Pemikiran Yang Non Dualistik
David Loy, seorang guru Zen berpendapat bahwa cerita Lord of The Ring adalah sangat dualistik; kebaikan melawan keburukan/kejahatan. Bahwa Orc harus dimusnahkan sampai tuntas. Satu-satunya kebaikan Orc adalah kematiannya. Saya tidak sependapat. Dalam LOTR tersirat bahwa kebaikan tak dapat dipisahkan dengan keburukan. Dimana ada kebaikan, di situ ada keburukan. Di mana ada keburukan, di situ ada kebaikan. Keduanya ibarat dua sisi koin yang tak dapat dipisahkan. Ini menunjukkan pemikiran yang non dualistik. (CMIIW)

Bersatunya manusia, elf, kurcaci, penyihir, pohon dan hobbit untuk memusnahkan cincin dan melenyapkan kekuatan Sauron dari Middle earth adalah symbol bahwa kita semua adalah bagian dari alam. Kita tak dapat dipisahkan dari alam tempat kita berdiam. Masing-masing dari kita memiliki tanggung jawab. Ini juga merupakan pemikiran yang non dualistik. Bahwa aku dan orang lain adalah satu, tak ada aku vs liyan. Manusia, elf, hobbit, dan kurcaci adalah satu. Segala sesuatu, saling berhubungan.

Selama kita masih memiliki pemikiran yang dualistik, kita tak akan pernah terbebas dari penderitaan. Kita menjadi tidak inklusif, tertutup, egois dan berpotensi menimbulkan konflik. Kita bahkan mungkin akan menjadi kaum Sofis yang demi uang dan kekayaan, menghalalkan segala cara dalam argumentasi (pada jaman Plato).

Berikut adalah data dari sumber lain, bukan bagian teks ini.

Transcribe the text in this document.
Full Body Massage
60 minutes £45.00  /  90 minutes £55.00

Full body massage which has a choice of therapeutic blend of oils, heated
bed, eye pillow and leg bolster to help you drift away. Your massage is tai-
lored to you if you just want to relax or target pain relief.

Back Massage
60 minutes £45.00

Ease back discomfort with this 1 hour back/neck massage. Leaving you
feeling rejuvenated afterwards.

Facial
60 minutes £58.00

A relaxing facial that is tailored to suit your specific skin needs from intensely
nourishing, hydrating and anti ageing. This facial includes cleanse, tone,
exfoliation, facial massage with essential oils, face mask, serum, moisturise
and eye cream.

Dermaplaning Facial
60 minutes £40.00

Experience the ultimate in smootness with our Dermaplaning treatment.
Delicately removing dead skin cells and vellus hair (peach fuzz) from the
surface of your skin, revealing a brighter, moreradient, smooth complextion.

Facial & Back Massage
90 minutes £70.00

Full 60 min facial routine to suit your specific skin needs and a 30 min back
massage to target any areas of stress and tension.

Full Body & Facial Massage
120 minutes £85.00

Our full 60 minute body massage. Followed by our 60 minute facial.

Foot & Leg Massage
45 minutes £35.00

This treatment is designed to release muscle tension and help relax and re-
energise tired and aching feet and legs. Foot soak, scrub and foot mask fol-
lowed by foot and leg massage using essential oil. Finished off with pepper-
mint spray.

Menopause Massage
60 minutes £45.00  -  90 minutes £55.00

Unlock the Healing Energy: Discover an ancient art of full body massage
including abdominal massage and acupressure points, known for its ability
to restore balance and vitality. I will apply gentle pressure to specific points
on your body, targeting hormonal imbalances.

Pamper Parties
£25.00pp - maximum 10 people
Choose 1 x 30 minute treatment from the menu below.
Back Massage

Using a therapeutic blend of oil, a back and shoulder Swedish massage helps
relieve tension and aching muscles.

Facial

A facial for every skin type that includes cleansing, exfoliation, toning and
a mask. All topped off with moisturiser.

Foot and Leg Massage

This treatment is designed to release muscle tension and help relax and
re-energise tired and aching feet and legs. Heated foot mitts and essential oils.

Dalam hal pemikiran non dualistik, judul tulisan ini juga menjadi kurang tepat; Cincin Gyges vs Cincin Tolkien. Sebab tanpa Glaukon yang mengisahkan cincin Giges, barangkali Tolkien tak akan membuat kisah Lord of The Ring yang novel maupun filmnya mampu menghibur sekaligus menginspirasi dengan pesan spiritualnya. Saya rasa judul yang tepat adalah, seperti yang ditulis David Loy : THE DHARMA OF THE RINGS (CINCIN DHARMA).




Sumber :
Kelas Filsafat Salihara; Sejarah Filsafat Yunani : Sofisme, oleh Romo A. Setyo Wibowo (dosen Sekolah Tinggi Filsafat Driyarkara)
Makalah Pengantar Sejarah Filsafat Yunani : Sofisme, oleh Romo A. Setyo Wibowo
https://bearskin.org/2015/09/11/the-ring-of-gyges/
https://www.esquire.com/entertainment/tv/a13529805/lord-of-the-rings-series-amazon-details/



  


     Sofisme merujuk pada aliran filsafat dan Retorika pada periode Yunani Klasik dan Hellenistik, yang dalam pandangan umum dianggap mengajarkan Relativisme moral dan cara berargumentasi yang tampaknya masuk akal namun fallacious (keliru).